Scottish Daily Express
|May 03, 2025
The invasion of Sicily in July 1943 was predicted to be an easy route into Occupied Europe. In fact, while the initial assault went smoothly, the subsequent Italian campaign was tough, bloody and relentless
TWAS the best of campaigns, it was the worst of campaigns. It was a triumph and, at times, it was an utter disaster. The long, brutal slog through Italy by thousands of British, American, Canadian, Polish, New Zealand and Indian forces divided opinion from the start - amongst the men fighting and those who sent them to fight - and it divides historians still.

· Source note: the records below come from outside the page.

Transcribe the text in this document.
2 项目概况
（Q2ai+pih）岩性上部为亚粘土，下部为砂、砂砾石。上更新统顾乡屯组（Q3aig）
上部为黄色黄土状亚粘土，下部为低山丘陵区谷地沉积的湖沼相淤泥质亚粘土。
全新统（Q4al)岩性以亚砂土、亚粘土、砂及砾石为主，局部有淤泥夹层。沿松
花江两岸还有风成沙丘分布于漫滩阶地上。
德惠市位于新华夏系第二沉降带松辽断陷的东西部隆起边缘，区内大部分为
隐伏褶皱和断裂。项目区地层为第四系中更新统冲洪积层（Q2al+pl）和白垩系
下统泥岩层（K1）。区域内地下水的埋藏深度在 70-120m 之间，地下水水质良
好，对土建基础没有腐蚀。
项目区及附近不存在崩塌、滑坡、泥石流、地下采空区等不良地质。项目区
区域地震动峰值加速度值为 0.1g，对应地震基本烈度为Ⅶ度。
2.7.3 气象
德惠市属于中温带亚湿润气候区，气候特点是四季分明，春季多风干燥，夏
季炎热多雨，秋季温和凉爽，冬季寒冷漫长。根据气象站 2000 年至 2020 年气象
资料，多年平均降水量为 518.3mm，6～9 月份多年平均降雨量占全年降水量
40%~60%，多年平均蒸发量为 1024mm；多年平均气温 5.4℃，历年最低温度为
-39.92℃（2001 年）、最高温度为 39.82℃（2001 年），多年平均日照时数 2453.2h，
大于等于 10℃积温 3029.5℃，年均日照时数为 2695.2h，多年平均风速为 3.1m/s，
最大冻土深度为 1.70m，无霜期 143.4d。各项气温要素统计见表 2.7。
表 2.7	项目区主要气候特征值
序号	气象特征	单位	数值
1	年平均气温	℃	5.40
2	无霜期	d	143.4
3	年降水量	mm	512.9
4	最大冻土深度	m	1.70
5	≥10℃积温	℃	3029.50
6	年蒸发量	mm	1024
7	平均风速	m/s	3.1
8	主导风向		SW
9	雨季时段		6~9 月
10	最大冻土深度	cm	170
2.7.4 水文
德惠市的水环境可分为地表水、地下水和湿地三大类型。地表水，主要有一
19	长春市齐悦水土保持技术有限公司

And it all started as a sop to Stalin. From the start of his 'Big Three' alliance with Churchill and Roosevelt, the Soviet dictator pressed relentlessly for an invasion of Western Europe, forever worrying that his new partners secretly wanted to win the war with minimal effort on their own part and a tide of Russian blood on his.
In the grim summer of 1942 - long before the great turning points of Stalingrad and Alamein - Churchill flew to Moscow to break some very bad news to Stalin in person: there would be no cross-Channel invasion for at least a year and probably longer.
The British and Americans were simply not strong enough. Amid a rancorously bad atmosphere, the two leaders traded opinions. "War," Stalin said, "was war" and involved some risk. Churchill, adopting a tone that had certainly been used to him before, said to Stalin that risk was one thing, folly quite another.
Officials taking notes reported that the Russian looked both glum and restless and, at this point, diplomacy gave way to insult.
Stalin said the British were unprepared to face the true challenges of war, advising his opposite number that Britain "should not be so afraid of the Germans".